Banks have requested the government to foot the bill of about Rs 8,000 crore that they will have to return to the customers on account of moratorium interest, but the finance ministry seems to be not interested.

The Indian Banks’ Association (IBA) on March 26 wrote a letter to the government seeking representation for enhancing the scope of “ex-Gracia scheme to cover the additional refund out of the Supreme Court Order.”

One senior public sector banker explained that the stance has been taken now as the penal interest also has to be refunded.

“Last time, only the compound interest or interest on interest was waived off. Interest on interest is around Rs 8,000 crore for the whole system. For penal interest, we do not have an estimate as of now. We charge penal interest for various reasons such as non-compliance of certain conditions, non-submission of certain statements,” said the senior banker requesting anonymity.

“According to the judgment, we have to adjust the penal interest in the next installment in April and we have to implement it,” said the banker.

However, the government seems to be clear that they are not going to take on the extra burden.

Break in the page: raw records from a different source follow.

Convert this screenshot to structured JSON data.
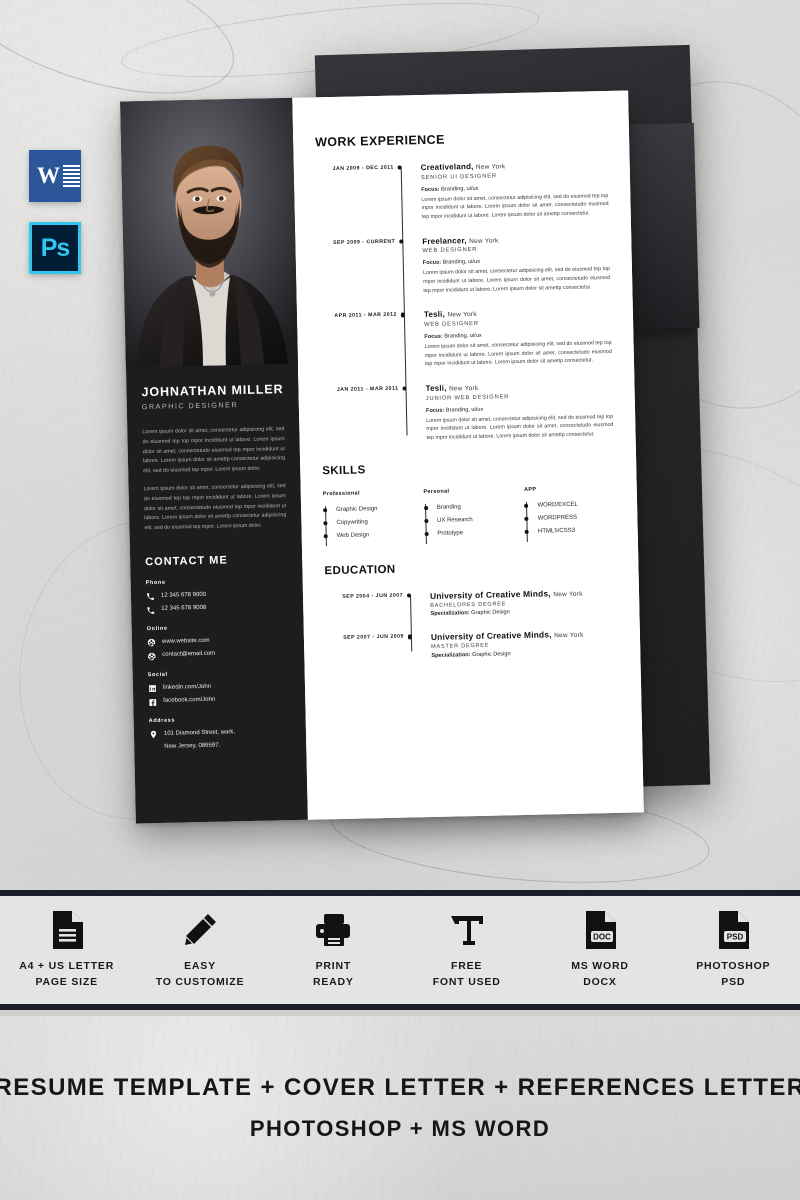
{
  "background": {
    "surface": "marble",
    "envelope_color": "#26262a",
    "card_color": "#ffffff"
  },
  "badges": [
    {
      "name": "ms-word-badge",
      "label": "W",
      "color": "#2b579a"
    },
    {
      "name": "photoshop-badge",
      "label": "Ps",
      "color": "#001e36",
      "accent": "#31c5f0"
    }
  ],
  "resume": {
    "sidebar": {
      "name": "JOHNATHAN MILLER",
      "role": "GRAPHIC DESIGNER",
      "bio": [
        "Lorem ipsum dolor sit amet, consectetur adipisicing elit, sed do eiusmod tep top mpor incididunt ut labore. Lorem ipsum dolor sit amet, consectetudo eiusmod tep mpor incididunt ut labore. Lorem ipsum dolor sit amettp consectetur adipisicing elit, sed do eiusmod tep mpor. Lorem ipsum dolor.",
        "Lorem ipsum dolor sit amet, consectetur adipisicing elit, sed do eiusmod tep top mpor incididunt ut labore. Lorem ipsum dolor sit amet, consectetudo eiusmod tep mpor incididunt ut labore. Lorem ipsum dolor sit amettp consectetur adipisicing elit, sed do eiusmod tep mpor. Lorem ipsum dolor."
      ],
      "contact_title": "CONTACT ME",
      "groups": [
        {
          "label": "Phone",
          "icon": "phone-icon",
          "items": [
            "12 345 678 9000",
            "12 345 678 9008"
          ]
        },
        {
          "label": "Online",
          "icon": "globe-icon",
          "items": [
            "www.website.com",
            "contact@email.com"
          ]
        },
        {
          "label": "Social",
          "icon": "social-icon",
          "items": [
            "linkedin.com/John",
            "facebook.com/John"
          ]
        },
        {
          "label": "Address",
          "icon": "pin-icon",
          "items": [
            "101 Diamond Street, wark,",
            "New Jersey, 086597."
          ]
        }
      ]
    },
    "work": {
      "title": "WORK EXPERIENCE",
      "focus_label": "Focus:",
      "focus_value": "Branding, ui/ux",
      "description": "Lorem ipsum dolor sit amet, consectetur adipisicing elit, sed do eiusmod tep top mpor incididunt ut labore. Lorem ipsum dolor sit amet, consectetudo eiusmod tep mpor incididunt ut labore. Lorem ipsum dolor sit amettp consectetur.",
      "items": [
        {
          "date": "JAN 2009 - DEC 2011",
          "org": "Creativeland,",
          "city": "New York",
          "position": "SENIOR UI DESIGNER"
        },
        {
          "date": "SEP 2009 - CURRENT",
          "org": "Freelancer,",
          "city": "New York",
          "position": "WEB DESIGNER"
        },
        {
          "date": "APR 2011 - MAR 2012",
          "org": "Tesli,",
          "city": "New York",
          "position": "WEB DESIGNER"
        },
        {
          "date": "JAN 2011 - MAR 2011",
          "org": "Tesli,",
          "city": "New York",
          "position": "JUNIOR WEB DESIGNER"
        }
      ]
    },
    "skills": {
      "title": "SKILLS",
      "columns": [
        {
          "head": "Professional",
          "items": [
            "Graphic Design",
            "Copywriting",
            "Web Design"
          ]
        },
        {
          "head": "Personal",
          "items": [
            "Branding",
            "UX Research",
            "Prototype"
          ]
        },
        {
          "head": "APP",
          "items": [
            "WORD/EXCEL",
            "WORDPRESS",
            "HTML5/CSS3"
          ]
        }
      ]
    },
    "education": {
      "title": "EDUCATION",
      "spec_label": "Specialization:",
      "items": [
        {
          "date": "SEP 2004 - JUN 2007",
          "org": "University of Creative Minds,",
          "city": "New York",
          "degree": "BACHELORES DEGREE",
          "spec": "Graphic Design"
        },
        {
          "date": "SEP 2007 - JUN 2009",
          "org": "University of Creative Minds,",
          "city": "New York",
          "degree": "MASTER DEGREE",
          "spec": "Graphic Design"
        }
      ]
    }
  },
  "features": [
    {
      "icon": "document-icon",
      "line1": "A4 + US LETTER",
      "line2": "PAGE SIZE"
    },
    {
      "icon": "pencil-icon",
      "line1": "EASY",
      "line2": "TO CUSTOMIZE"
    },
    {
      "icon": "printer-icon",
      "line1": "PRINT",
      "line2": "READY"
    },
    {
      "icon": "font-t-icon",
      "line1": "FREE",
      "line2": "FONT USED"
    },
    {
      "icon": "doc-file-icon",
      "line1": "MS WORD",
      "line2": "DOCX"
    },
    {
      "icon": "psd-file-icon",
      "line1": "PHOTOSHOP",
      "line2": "PSD"
    }
  ],
  "banner": {
    "line1": "RESUME TEMPLATE + COVER LETTER + REFERENCES LETTER",
    "line2": "PHOTOSHOP + MS WORD"
  }
}
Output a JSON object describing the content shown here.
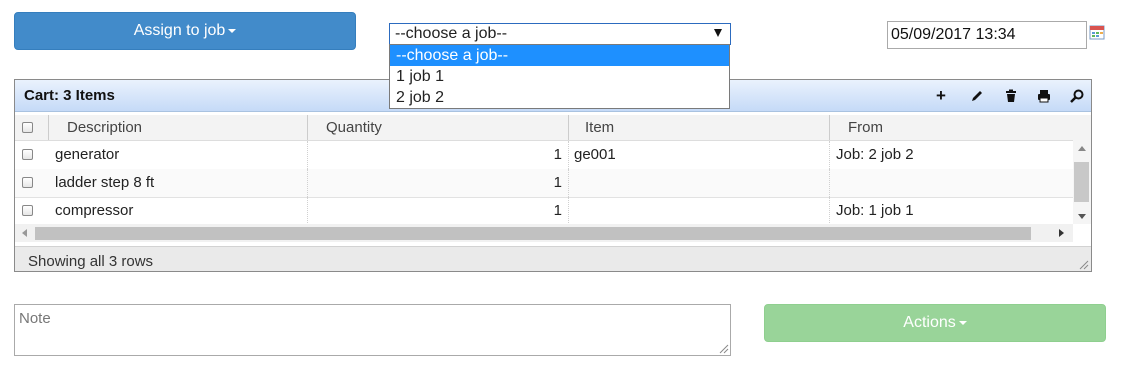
{
  "toolbar": {
    "assign_label": "Assign to job"
  },
  "job_select": {
    "value": "--choose a job--",
    "options": [
      "--choose a job--",
      "1 job 1",
      "2 job 2"
    ]
  },
  "date": {
    "value": "05/09/2017 13:34"
  },
  "cart": {
    "title": "Cart: 3 Items",
    "tools": [
      "add-icon",
      "edit-icon",
      "delete-icon",
      "print-icon",
      "search-icon"
    ],
    "columns": [
      "Description",
      "Quantity",
      "Item",
      "From"
    ],
    "rows": [
      {
        "description": "generator",
        "quantity": "1",
        "item": "ge001",
        "from": "Job: 2 job 2"
      },
      {
        "description": "ladder step 8 ft",
        "quantity": "1",
        "item": "",
        "from": ""
      },
      {
        "description": "compressor",
        "quantity": "1",
        "item": "",
        "from": "Job: 1 job 1"
      }
    ],
    "footer": "Showing all 3 rows"
  },
  "note": {
    "placeholder": "Note"
  },
  "actions": {
    "label": "Actions"
  }
}
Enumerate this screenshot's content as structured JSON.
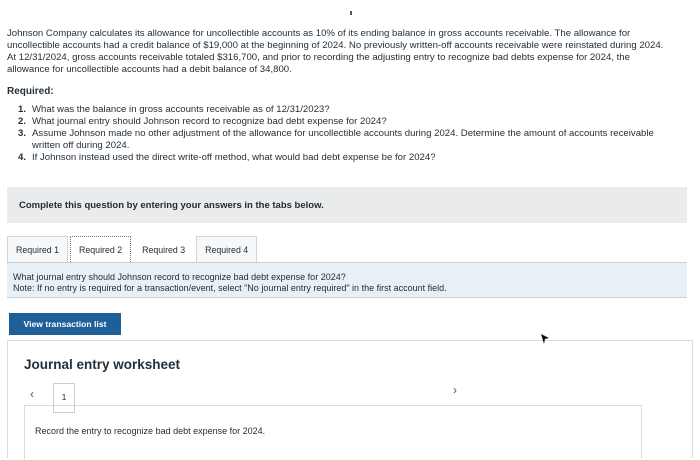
{
  "problem": {
    "intro": "Johnson Company calculates its allowance for uncollectible accounts as 10% of its ending balance in gross accounts receivable. The allowance for uncollectible accounts had a credit balance of $19,000 at the beginning of 2024. No previously written-off accounts receivable were reinstated during 2024. At 12/31/2024, gross accounts receivable totaled $316,700, and prior to recording the adjusting entry to recognize bad debts expense for 2024, the allowance for uncollectible accounts had a debit balance of 34,800.",
    "required_heading": "Required:",
    "requirements": [
      {
        "num": "1.",
        "text": "What was the balance in gross accounts receivable as of 12/31/2023?"
      },
      {
        "num": "2.",
        "text": "What journal entry should Johnson record to recognize bad debt expense for 2024?"
      },
      {
        "num": "3.",
        "text": "Assume Johnson made no other adjustment of the allowance for uncollectible accounts during 2024. Determine the amount of accounts receivable written off during 2024."
      },
      {
        "num": "4.",
        "text": "If Johnson instead used the direct write-off method, what would bad debt expense be for 2024?"
      }
    ]
  },
  "instructions": "Complete this question by entering your answers in the tabs below.",
  "tabs": [
    {
      "label": "Required 1"
    },
    {
      "label": "Required 2"
    },
    {
      "label": "Required 3"
    },
    {
      "label": "Required 4"
    }
  ],
  "active_tab": "Required 2",
  "question": {
    "text": "What journal entry should Johnson record to recognize bad debt expense for 2024?",
    "note": "Note: If no entry is required for a transaction/event, select \"No journal entry required\" in the first account field."
  },
  "view_button": "View transaction list",
  "worksheet": {
    "title": "Journal entry worksheet",
    "prev_icon": "chevron-left-icon",
    "next_icon": "chevron-right-icon",
    "page": "1",
    "entry_prompt": "Record the entry to recognize bad debt expense for 2024."
  },
  "colors": {
    "button_bg": "#1d5f96",
    "info_bg": "#e8eff5",
    "instructions_bg": "#e9ebec"
  }
}
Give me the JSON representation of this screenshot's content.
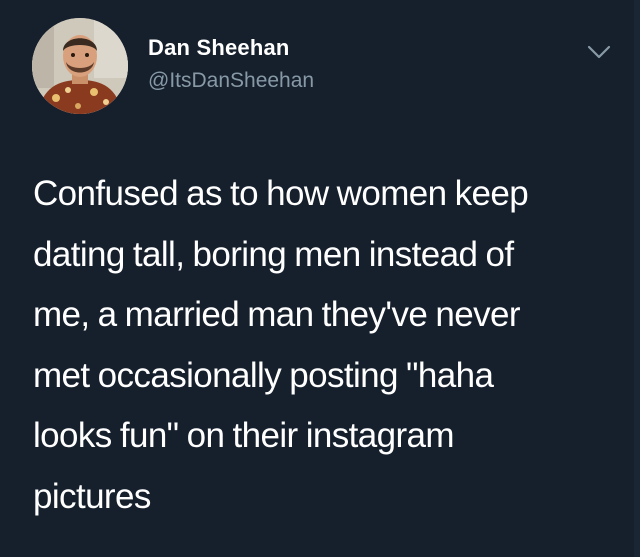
{
  "author": {
    "display_name": "Dan Sheehan",
    "handle": "@ItsDanSheehan",
    "avatar_icon": "profile-photo"
  },
  "menu": {
    "icon": "chevron-down-icon"
  },
  "tweet": {
    "lines": [
      "Confused as to how women keep",
      "dating tall, boring men instead of",
      "me, a married man they've never",
      "met occasionally posting \"haha",
      "looks fun\" on their instagram",
      "pictures"
    ]
  },
  "colors": {
    "background": "#16202d",
    "name": "#ffffff",
    "handle": "#8899a6",
    "text": "#ffffff"
  }
}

The government is of the view that the onus of reimbursing compound interest charged to customers does not fall on entirely on itself, said a top government official. However, a final decision will be taken at the highest level, he added. Also, the government is yet to receive any proposal from banks, and a final decision will only be taken post-consultation, he said.

The Supreme Court on March 23 had ruled that banks cannot charge interest on interest for accounts that sought moratorium relief during the pandemic period last year and the amount so collected must be refunded in the next installment of the loan account.

The cut-off for such moratorium, the apex court ruled, would be August 31, 2020, beyond which all loans that had not been repaid as per schedule can be declared as non-performing assets (NPA). Rejecting the pleas to extend the six-month loan moratorium period, the court said a complete waiver of interest during the moratorium cannot be granted either.